Event
ISR Focus on Medicine Series: Ahmed Sultan, "Suppression Stategy for Breast Cancer"
Tuesday, December 16, 2008
2:00 p.m.
1146 A.V. Williams Building
Regina King
301 405 6615
rking@umd.edu
ISR Focus on Medicine Series
Active Jak2/Stat5 Signaling: A Suppression Strategy for Human Breast Cancer Invasion and Metastasis and a Potential for a New Differentiation Therapy
Ahmed S. Sultan M.D., Ph.D., M.P.H.
Department of Clinical Biochemistry & Molecular Biology
Alexandria University
Alexandria, Egypt
Host
Eyad Abed
Abstract
Poor prognosis of human breast cancer is associated with a high potential of cancer cell invasion and metastasis. Epithelial-mesenchymal transition (EMT) is a key event in the tumor invasion process.
We have recently uncovered novel evidence that signal transducers and activators of transcription 5a (Stat5a) and its Janus tyrosine kinase, (Jak2), suppress invasion and promote human breast cancer cell differentiation through inhibition of epithelial-to-mesenchymal dedifferentiation. However, the precise mechanism of the role of Jak2/Stat5a in human breast cancer is still under investigation.
In this study, we have further critically taken advantage of the combination of Jak2/Stat5a genes expression, HDAC inhibitors, and Mistletoe (Viscum album) plant extracts as an alternative way to suppress breast cancer progression by reversing the mesenchymal phenotype, and restoring homotypic adhesion, and in turn induce tumor differentiation in vitro and in vivo.
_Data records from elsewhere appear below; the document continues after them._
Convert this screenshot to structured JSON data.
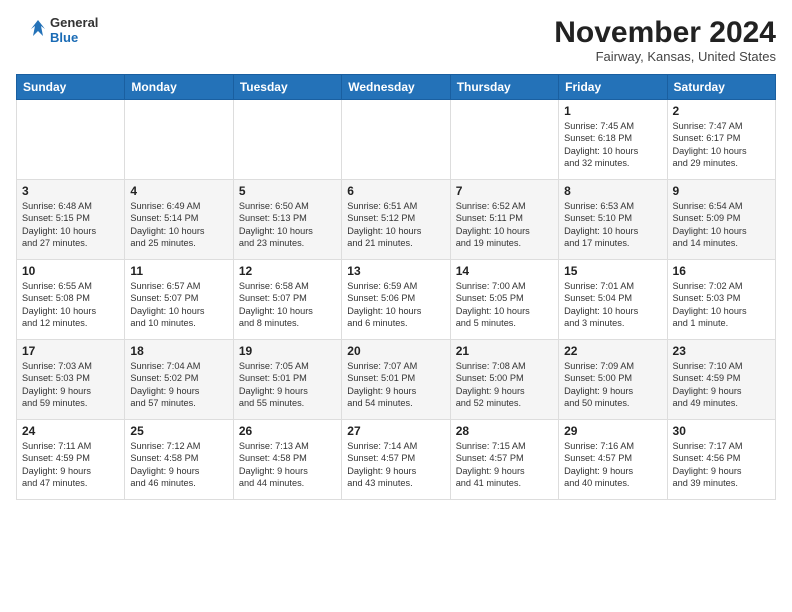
{
  "header": {
    "logo_line1": "General",
    "logo_line2": "Blue",
    "month": "November 2024",
    "location": "Fairway, Kansas, United States"
  },
  "days_of_week": [
    "Sunday",
    "Monday",
    "Tuesday",
    "Wednesday",
    "Thursday",
    "Friday",
    "Saturday"
  ],
  "weeks": [
    [
      {
        "day": "",
        "info": ""
      },
      {
        "day": "",
        "info": ""
      },
      {
        "day": "",
        "info": ""
      },
      {
        "day": "",
        "info": ""
      },
      {
        "day": "",
        "info": ""
      },
      {
        "day": "1",
        "info": "Sunrise: 7:45 AM\nSunset: 6:18 PM\nDaylight: 10 hours\nand 32 minutes."
      },
      {
        "day": "2",
        "info": "Sunrise: 7:47 AM\nSunset: 6:17 PM\nDaylight: 10 hours\nand 29 minutes."
      }
    ],
    [
      {
        "day": "3",
        "info": "Sunrise: 6:48 AM\nSunset: 5:15 PM\nDaylight: 10 hours\nand 27 minutes."
      },
      {
        "day": "4",
        "info": "Sunrise: 6:49 AM\nSunset: 5:14 PM\nDaylight: 10 hours\nand 25 minutes."
      },
      {
        "day": "5",
        "info": "Sunrise: 6:50 AM\nSunset: 5:13 PM\nDaylight: 10 hours\nand 23 minutes."
      },
      {
        "day": "6",
        "info": "Sunrise: 6:51 AM\nSunset: 5:12 PM\nDaylight: 10 hours\nand 21 minutes."
      },
      {
        "day": "7",
        "info": "Sunrise: 6:52 AM\nSunset: 5:11 PM\nDaylight: 10 hours\nand 19 minutes."
      },
      {
        "day": "8",
        "info": "Sunrise: 6:53 AM\nSunset: 5:10 PM\nDaylight: 10 hours\nand 17 minutes."
      },
      {
        "day": "9",
        "info": "Sunrise: 6:54 AM\nSunset: 5:09 PM\nDaylight: 10 hours\nand 14 minutes."
      }
    ],
    [
      {
        "day": "10",
        "info": "Sunrise: 6:55 AM\nSunset: 5:08 PM\nDaylight: 10 hours\nand 12 minutes."
      },
      {
        "day": "11",
        "info": "Sunrise: 6:57 AM\nSunset: 5:07 PM\nDaylight: 10 hours\nand 10 minutes."
      },
      {
        "day": "12",
        "info": "Sunrise: 6:58 AM\nSunset: 5:07 PM\nDaylight: 10 hours\nand 8 minutes."
      },
      {
        "day": "13",
        "info": "Sunrise: 6:59 AM\nSunset: 5:06 PM\nDaylight: 10 hours\nand 6 minutes."
      },
      {
        "day": "14",
        "info": "Sunrise: 7:00 AM\nSunset: 5:05 PM\nDaylight: 10 hours\nand 5 minutes."
      },
      {
        "day": "15",
        "info": "Sunrise: 7:01 AM\nSunset: 5:04 PM\nDaylight: 10 hours\nand 3 minutes."
      },
      {
        "day": "16",
        "info": "Sunrise: 7:02 AM\nSunset: 5:03 PM\nDaylight: 10 hours\nand 1 minute."
      }
    ],
    [
      {
        "day": "17",
        "info": "Sunrise: 7:03 AM\nSunset: 5:03 PM\nDaylight: 9 hours\nand 59 minutes."
      },
      {
        "day": "18",
        "info": "Sunrise: 7:04 AM\nSunset: 5:02 PM\nDaylight: 9 hours\nand 57 minutes."
      },
      {
        "day": "19",
        "info": "Sunrise: 7:05 AM\nSunset: 5:01 PM\nDaylight: 9 hours\nand 55 minutes."
      },
      {
        "day": "20",
        "info": "Sunrise: 7:07 AM\nSunset: 5:01 PM\nDaylight: 9 hours\nand 54 minutes."
      },
      {
        "day": "21",
        "info": "Sunrise: 7:08 AM\nSunset: 5:00 PM\nDaylight: 9 hours\nand 52 minutes."
      },
      {
        "day": "22",
        "info": "Sunrise: 7:09 AM\nSunset: 5:00 PM\nDaylight: 9 hours\nand 50 minutes."
      },
      {
        "day": "23",
        "info": "Sunrise: 7:10 AM\nSunset: 4:59 PM\nDaylight: 9 hours\nand 49 minutes."
      }
    ],
    [
      {
        "day": "24",
        "info": "Sunrise: 7:11 AM\nSunset: 4:59 PM\nDaylight: 9 hours\nand 47 minutes."
      },
      {
        "day": "25",
        "info": "Sunrise: 7:12 AM\nSunset: 4:58 PM\nDaylight: 9 hours\nand 46 minutes."
      },
      {
        "day": "26",
        "info": "Sunrise: 7:13 AM\nSunset: 4:58 PM\nDaylight: 9 hours\nand 44 minutes."
      },
      {
        "day": "27",
        "info": "Sunrise: 7:14 AM\nSunset: 4:57 PM\nDaylight: 9 hours\nand 43 minutes."
      },
      {
        "day": "28",
        "info": "Sunrise: 7:15 AM\nSunset: 4:57 PM\nDaylight: 9 hours\nand 41 minutes."
      },
      {
        "day": "29",
        "info": "Sunrise: 7:16 AM\nSunset: 4:57 PM\nDaylight: 9 hours\nand 40 minutes."
      },
      {
        "day": "30",
        "info": "Sunrise: 7:17 AM\nSunset: 4:56 PM\nDaylight: 9 hours\nand 39 minutes."
      }
    ]
  ]
}
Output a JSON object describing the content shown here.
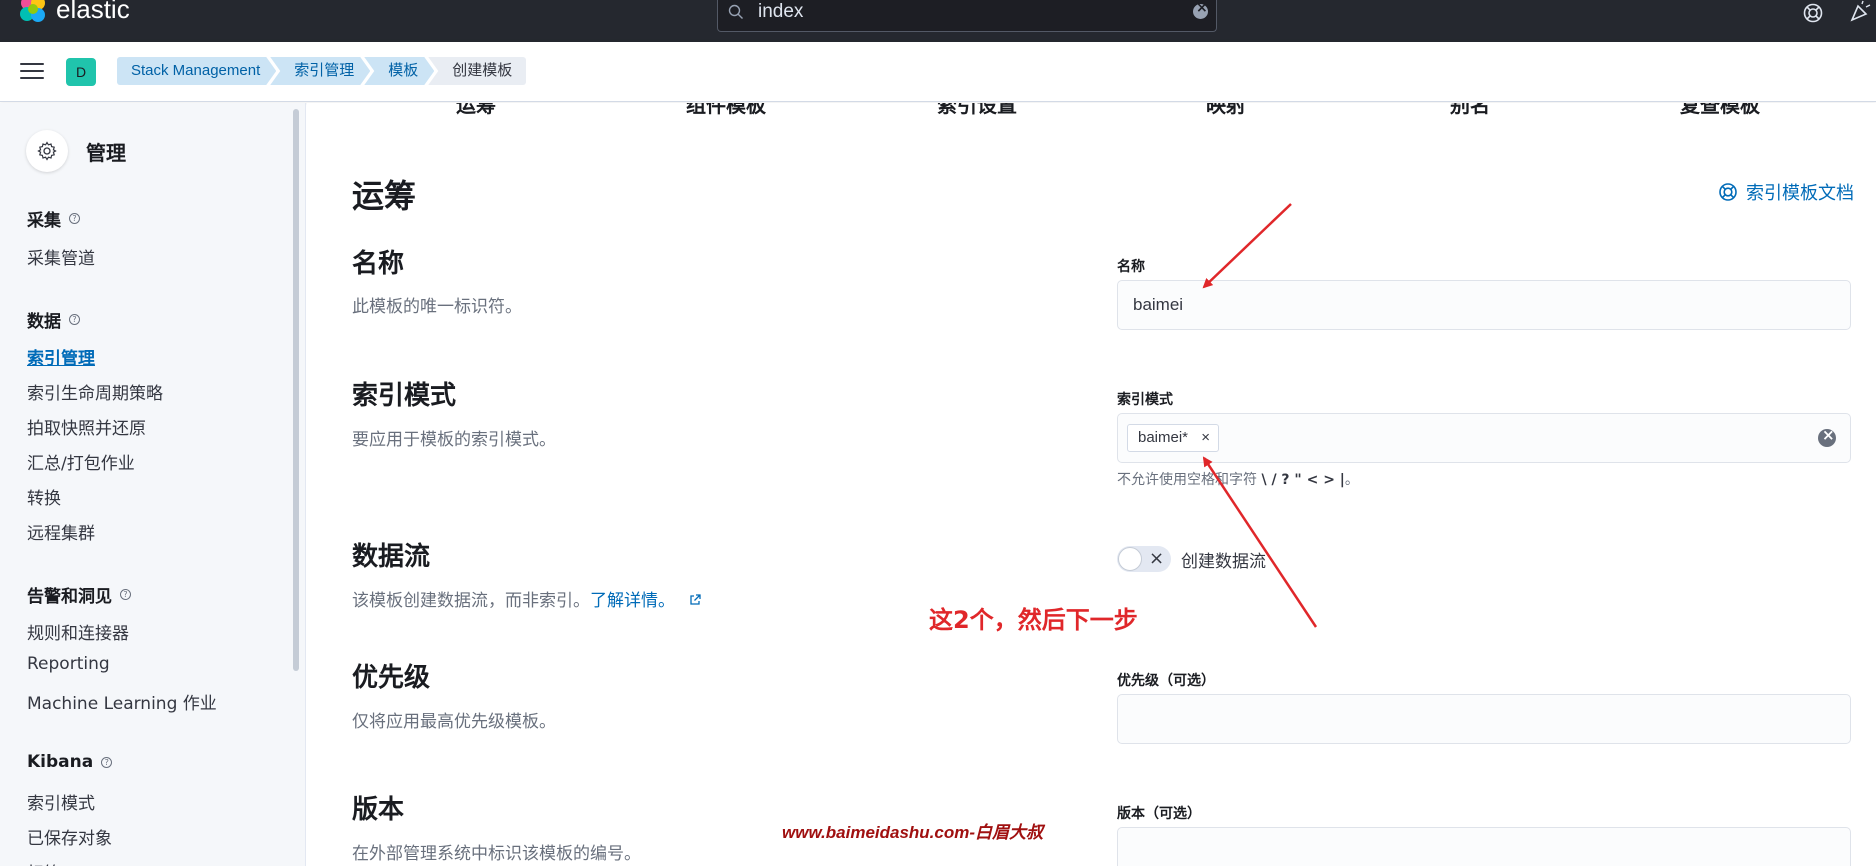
{
  "topbar": {
    "logo_text": "elastic",
    "search_value": "index"
  },
  "header": {
    "space_initial": "D",
    "breadcrumbs": [
      "Stack Management",
      "索引管理",
      "模板",
      "创建模板"
    ]
  },
  "sidebar": {
    "title": "管理",
    "groups": [
      {
        "title": "采集",
        "items": [
          "采集管道"
        ]
      },
      {
        "title": "数据",
        "items": [
          "索引管理",
          "索引生命周期策略",
          "拍取快照并还原",
          "汇总/打包作业",
          "转换",
          "远程集群"
        ]
      },
      {
        "title": "告警和洞见",
        "items": [
          "规则和连接器",
          "Reporting",
          "Machine Learning 作业"
        ]
      },
      {
        "title": "Kibana",
        "items": [
          "索引模式",
          "已保存对象",
          "标签"
        ]
      }
    ],
    "active_item": "索引管理"
  },
  "steps": [
    "运筹",
    "组件模板",
    "索引设置",
    "映射",
    "别名",
    "复查模板"
  ],
  "main": {
    "page_title": "运筹",
    "doc_link": "索引模板文档",
    "sections": {
      "name": {
        "title": "名称",
        "desc": "此模板的唯一标识符。",
        "label": "名称",
        "value": "baimei"
      },
      "pattern": {
        "title": "索引模式",
        "desc": "要应用于模板的索引模式。",
        "label": "索引模式",
        "pill": "baimei*",
        "help_prefix": "不允许使用空格和字符",
        "help_chars": "\\ / ? \" < > |",
        "help_suffix": "。"
      },
      "datastream": {
        "title": "数据流",
        "desc": "该模板创建数据流，而非索引。",
        "link": "了解详情。",
        "toggle_label": "创建数据流"
      },
      "priority": {
        "title": "优先级",
        "desc": "仅将应用最高优先级模板。",
        "label": "优先级（可选）",
        "value": ""
      },
      "version": {
        "title": "版本",
        "desc": "在外部管理系统中标识该模板的编号。",
        "label": "版本（可选）",
        "value": ""
      }
    }
  },
  "annotation": {
    "note": "这2个，然后下一步",
    "watermark": "www.baimeidashu.com-白眉大叔",
    "color": "#e0272a"
  }
}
We have expanded our investigation to involve a highly invasive breast cancer cell line, MDA-231, in addition to BT-20 and T-47D human breast cancer cells that display different phenotypic and differentiation patterns ranging from poor to high differentiation. We have also established a xenograft tumor model of MDA-231 cells in nude mice for in vivo studies. After 4 weeks, the growth of MDA-231 tumors co-expressing Wt- Jak2/Stat5a was inhibited by 47.90% compared to the mock group (t=2.821, P<0.05) and by 52.86% compared to the tumors expressing Dn-Stat5 group (t=2.394, P<0.05). Furthermore, the pretreatment with HDAC inhibitors and/or Mistletoe (Viscum album) plant extracts enhanced significantly the growth inhibition of MDA-231 xenografted tumors expressing Wt-Jak2/Stat5a compared to the tumors expressing Wt-Stat5a or Wt-Jak2 alone.
Collectively, the observations support a novel role of Jak2/Stat5a genes as a new tool to restore lost differentiation of human breast cancer through inhibiting EMT that could lead to new therapeutic strategies to reverse cancer progression-related changes and introduce alternative cancer treatments in addition to standard chemotherapy and radiation treatment.
Ref.: Sultan, et al., Oncogene, 2005; Sultan, et al., Cancer Science, 2008.
Biography
Dr. Ahmed S Sultan received his MD/PhD from Osaka University School of Medicine in 1999. Afterwards, he received an M.P.H. from Georgetown University in 2005. His areas of interest include clinical biochemistry and molecular biology; gene therapy for breast and liver cancer, and the role of stem cells in cancer models. Currently, Dr. Sultan is Associate Professor of Clinical Biochemistry and Molecular Oncology at Alexandria University in Egypt, and an Appointed Associate Professor at Johns Hopkins University Medical Center.